I wish I could say that the team I was in managed to make it to somewhere exciting and distant. But to be honest, making it to Paris was good enough for us. Having spent a good fourteen hours in Dover, braving the pouring rain, the thrashing thunder, and lamenting the tormenting lightening, not to mention the unforgiving lorry drivers, we managed to get onto a ferry crossing the Channel. Admittedly, at this point we were considering giving up, and in a way cheated our way onto the Continent, paying a slightly reduced price to board the P&O considering their indisputable lack of tolerance to charity activism, but we did continue our efforts when we reached the other side.

Moving quickly from the ferry-port in Calais, a desolate industrial coastal nightmare verging on foreign absorption given the excessive number of British named pubs and cafés, we skipped our way to the train station where we, illegally, hopped on a train heading down to Boulogne-sur-Mer. On the train while chatting to a student in my limited GCSE level French, the guard appeared in the aisle asking for tickets. After he made several attempts to blackmail us and insulted my French, we convinced him to let us stay on the train until Boulogne. Not wanting to risk getting caught again and next time being fined something amounting to one-hundred and forty euros a piece, we asked at the ticket booth in the station if there was any chance we could get a free ride down to Paris only to be answered with a firm and resilient, ‘non.’

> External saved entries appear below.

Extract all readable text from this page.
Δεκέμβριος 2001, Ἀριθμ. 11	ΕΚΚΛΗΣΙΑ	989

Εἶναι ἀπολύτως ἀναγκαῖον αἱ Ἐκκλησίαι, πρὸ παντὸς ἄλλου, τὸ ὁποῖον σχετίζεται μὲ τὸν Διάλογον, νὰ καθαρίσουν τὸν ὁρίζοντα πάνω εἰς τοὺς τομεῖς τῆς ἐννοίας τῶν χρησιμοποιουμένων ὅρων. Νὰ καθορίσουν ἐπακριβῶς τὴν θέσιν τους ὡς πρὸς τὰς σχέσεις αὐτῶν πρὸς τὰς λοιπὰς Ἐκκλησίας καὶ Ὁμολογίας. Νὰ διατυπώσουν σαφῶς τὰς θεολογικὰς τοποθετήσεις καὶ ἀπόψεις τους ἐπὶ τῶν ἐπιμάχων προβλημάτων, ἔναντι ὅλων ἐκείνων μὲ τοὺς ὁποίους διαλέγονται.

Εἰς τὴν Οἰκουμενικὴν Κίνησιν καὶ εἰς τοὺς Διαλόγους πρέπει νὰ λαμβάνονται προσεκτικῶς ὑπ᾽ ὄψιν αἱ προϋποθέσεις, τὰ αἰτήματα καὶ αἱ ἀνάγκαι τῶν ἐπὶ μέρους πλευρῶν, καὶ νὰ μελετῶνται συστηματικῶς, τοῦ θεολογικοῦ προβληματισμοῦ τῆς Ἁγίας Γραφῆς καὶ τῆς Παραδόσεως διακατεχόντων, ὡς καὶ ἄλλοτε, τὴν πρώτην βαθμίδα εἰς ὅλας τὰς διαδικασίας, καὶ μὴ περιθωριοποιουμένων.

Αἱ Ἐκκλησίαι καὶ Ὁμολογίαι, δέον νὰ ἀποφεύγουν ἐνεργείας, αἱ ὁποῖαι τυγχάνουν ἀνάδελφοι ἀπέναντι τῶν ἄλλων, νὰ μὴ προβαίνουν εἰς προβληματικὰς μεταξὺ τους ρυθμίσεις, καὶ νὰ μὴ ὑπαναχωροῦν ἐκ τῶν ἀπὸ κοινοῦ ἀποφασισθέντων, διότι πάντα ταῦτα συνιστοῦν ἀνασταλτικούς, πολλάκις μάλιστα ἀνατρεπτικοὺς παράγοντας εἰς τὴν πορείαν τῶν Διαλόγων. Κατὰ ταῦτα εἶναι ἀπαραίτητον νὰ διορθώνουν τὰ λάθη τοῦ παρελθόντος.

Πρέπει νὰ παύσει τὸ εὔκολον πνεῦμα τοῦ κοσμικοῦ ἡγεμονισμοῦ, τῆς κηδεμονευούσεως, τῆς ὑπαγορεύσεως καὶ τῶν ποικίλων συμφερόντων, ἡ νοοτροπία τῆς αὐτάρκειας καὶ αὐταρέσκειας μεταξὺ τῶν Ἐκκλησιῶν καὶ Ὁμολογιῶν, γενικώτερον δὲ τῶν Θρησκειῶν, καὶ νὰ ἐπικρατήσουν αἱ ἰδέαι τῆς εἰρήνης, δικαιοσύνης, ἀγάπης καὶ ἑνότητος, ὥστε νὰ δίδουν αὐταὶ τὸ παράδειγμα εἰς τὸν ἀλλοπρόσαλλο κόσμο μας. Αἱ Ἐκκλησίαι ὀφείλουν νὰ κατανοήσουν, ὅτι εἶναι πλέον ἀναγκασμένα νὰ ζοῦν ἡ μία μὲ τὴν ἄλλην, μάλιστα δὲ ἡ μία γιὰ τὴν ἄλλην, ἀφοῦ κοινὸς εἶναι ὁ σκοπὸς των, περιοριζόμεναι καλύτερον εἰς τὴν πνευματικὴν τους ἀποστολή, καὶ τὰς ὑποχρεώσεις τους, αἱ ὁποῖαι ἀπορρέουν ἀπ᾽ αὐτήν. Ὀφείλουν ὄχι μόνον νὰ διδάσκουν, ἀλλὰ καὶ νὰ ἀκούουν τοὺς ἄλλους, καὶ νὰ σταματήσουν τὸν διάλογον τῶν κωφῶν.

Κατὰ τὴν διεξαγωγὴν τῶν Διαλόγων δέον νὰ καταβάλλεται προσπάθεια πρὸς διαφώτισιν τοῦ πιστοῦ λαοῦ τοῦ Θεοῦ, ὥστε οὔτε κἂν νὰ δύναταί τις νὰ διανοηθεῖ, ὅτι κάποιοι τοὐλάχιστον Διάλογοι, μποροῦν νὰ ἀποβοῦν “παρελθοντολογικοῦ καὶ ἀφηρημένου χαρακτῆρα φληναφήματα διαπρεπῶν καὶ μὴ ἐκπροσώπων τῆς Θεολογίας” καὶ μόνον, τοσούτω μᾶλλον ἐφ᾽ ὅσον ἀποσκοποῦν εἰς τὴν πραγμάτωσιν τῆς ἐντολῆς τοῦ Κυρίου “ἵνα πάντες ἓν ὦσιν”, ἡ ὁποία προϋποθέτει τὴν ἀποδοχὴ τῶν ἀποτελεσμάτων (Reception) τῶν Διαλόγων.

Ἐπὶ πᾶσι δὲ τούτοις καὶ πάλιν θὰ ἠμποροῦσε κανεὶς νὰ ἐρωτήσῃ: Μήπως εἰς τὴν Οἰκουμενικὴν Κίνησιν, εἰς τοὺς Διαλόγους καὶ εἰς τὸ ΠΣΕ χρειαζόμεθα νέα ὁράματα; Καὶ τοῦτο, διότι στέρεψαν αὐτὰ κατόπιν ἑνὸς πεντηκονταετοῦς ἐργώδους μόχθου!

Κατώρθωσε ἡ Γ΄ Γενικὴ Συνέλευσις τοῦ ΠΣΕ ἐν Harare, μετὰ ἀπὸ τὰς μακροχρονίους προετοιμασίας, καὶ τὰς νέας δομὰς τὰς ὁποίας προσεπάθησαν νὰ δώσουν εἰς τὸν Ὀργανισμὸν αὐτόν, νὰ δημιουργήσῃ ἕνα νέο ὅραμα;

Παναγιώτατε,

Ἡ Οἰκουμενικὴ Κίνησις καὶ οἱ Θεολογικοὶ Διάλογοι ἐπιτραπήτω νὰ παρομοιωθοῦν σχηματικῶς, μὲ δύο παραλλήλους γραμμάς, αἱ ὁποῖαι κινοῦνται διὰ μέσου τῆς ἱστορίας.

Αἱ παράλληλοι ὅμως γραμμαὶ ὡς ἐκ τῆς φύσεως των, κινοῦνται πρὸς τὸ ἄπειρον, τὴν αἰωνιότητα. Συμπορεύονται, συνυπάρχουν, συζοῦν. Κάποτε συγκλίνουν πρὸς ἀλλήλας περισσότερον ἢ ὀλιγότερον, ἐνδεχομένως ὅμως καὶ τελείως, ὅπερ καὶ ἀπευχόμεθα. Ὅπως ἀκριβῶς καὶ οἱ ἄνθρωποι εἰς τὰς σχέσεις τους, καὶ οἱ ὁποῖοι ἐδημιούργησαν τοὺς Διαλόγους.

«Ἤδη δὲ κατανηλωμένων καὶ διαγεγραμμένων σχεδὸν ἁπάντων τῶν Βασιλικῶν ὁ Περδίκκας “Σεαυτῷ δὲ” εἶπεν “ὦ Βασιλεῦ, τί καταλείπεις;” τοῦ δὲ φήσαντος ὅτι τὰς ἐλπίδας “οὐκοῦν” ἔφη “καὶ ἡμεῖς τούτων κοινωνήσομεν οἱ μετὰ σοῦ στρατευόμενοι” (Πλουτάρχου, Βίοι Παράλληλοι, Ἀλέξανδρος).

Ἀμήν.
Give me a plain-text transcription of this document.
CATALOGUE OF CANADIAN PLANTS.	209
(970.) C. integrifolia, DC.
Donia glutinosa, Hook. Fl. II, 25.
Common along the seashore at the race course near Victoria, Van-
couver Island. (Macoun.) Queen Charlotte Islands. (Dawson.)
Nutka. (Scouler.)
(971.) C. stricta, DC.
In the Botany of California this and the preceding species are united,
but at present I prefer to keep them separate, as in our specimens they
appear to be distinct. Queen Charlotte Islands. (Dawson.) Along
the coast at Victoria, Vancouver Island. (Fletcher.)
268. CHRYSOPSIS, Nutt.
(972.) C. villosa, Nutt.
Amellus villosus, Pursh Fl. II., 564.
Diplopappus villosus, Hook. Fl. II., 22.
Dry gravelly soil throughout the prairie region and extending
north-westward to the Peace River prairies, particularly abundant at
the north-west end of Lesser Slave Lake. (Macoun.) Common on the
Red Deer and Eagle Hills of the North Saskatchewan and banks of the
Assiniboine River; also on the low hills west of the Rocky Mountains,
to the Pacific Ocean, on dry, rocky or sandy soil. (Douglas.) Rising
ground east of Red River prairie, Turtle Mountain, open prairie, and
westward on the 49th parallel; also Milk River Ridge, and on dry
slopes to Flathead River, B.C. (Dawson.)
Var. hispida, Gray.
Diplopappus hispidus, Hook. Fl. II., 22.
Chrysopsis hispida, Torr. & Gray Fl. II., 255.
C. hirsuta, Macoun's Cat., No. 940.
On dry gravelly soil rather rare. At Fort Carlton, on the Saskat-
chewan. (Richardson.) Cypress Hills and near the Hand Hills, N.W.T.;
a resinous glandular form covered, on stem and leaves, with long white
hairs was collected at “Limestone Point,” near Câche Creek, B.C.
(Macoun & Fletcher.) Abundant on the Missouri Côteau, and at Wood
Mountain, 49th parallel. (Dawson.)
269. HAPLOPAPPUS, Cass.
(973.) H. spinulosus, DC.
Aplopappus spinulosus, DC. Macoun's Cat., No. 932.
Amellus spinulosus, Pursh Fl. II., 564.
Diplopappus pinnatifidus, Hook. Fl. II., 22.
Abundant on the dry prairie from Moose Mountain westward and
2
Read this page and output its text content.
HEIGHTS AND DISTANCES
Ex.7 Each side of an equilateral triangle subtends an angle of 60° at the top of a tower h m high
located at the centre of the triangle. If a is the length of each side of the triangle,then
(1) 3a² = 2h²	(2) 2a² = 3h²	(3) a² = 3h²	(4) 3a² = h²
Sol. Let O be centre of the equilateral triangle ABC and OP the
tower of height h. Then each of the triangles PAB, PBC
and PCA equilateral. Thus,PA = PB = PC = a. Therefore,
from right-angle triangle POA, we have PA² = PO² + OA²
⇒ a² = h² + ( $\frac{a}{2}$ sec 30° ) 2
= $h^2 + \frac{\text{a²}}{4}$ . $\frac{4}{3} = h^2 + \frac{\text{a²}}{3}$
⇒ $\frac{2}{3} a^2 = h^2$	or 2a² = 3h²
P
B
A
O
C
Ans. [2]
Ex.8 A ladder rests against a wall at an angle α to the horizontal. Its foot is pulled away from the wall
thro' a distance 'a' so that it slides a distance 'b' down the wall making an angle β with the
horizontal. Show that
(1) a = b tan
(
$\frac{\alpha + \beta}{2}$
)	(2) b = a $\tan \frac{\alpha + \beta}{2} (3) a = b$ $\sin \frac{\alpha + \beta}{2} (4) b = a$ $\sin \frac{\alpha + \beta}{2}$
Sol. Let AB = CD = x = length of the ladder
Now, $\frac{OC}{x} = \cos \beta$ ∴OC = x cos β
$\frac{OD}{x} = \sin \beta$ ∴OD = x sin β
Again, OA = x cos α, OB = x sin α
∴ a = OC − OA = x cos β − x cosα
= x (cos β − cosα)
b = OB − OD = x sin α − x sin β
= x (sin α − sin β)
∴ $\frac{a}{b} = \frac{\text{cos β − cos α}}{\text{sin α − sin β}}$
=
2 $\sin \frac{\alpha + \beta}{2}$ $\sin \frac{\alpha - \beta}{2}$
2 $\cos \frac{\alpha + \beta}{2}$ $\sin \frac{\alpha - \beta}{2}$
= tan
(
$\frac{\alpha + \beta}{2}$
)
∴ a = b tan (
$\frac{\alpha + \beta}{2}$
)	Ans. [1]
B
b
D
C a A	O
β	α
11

Realising the pointless nature of our request we were determined to get a hitch, so, throwing our rucksacks on our backs and bolstering our makeshift ‘Paris, s’ il vous plait’ signs, we threw ourselves into action and trekked a good four miles to the outskirts of the city and onto the motorway. Making our way down to the service station, where this article begins, we got lucky, having satisfied a prolonged hunger in the local ‘Mac D’s’, and were given a lift by a friendly doctor who spoke not even a single word of English. I decided to attempt a conversation with the man about the French countryside, comparing and contrasting it with that of England claiming France to be majestic and incandescent in its unparalleled beauty and romantic but rustic ambience, or at least, that’s what I think I said. This was followed by me frantically pointing things out as we passed them which has led me to the belief that Kerouac’s greatest fear in ‘On The Road’ of lacking the ability to talk is one of the most difficult points of hitchhiking. Other memorable moments included being dragged out of a hotel room screaming; going completely insane after having not slept a wink in the airport; and circling and crossing out celebrities faces in a Heat magazine in accordance with who I liked and did not.

All in all it was a fantastic trip and has spurred on my desire to do more hitchhiking in the future, such as the Morocco Hitch during Easter – and even possibly more over the summer in an attempt to travel for free to and around Africa. While many people will drive past you leaving you standing in the pouring rain, a lonesome few good natured drivers will most certainly give you a lift if you wait for long enough. Patience is the key to most things in life, and is one of the most important attributes necessary for enjoying hitching. Without it, you will hate the experience, and with it you learn to cherish and in many ways hunger for it like I now do.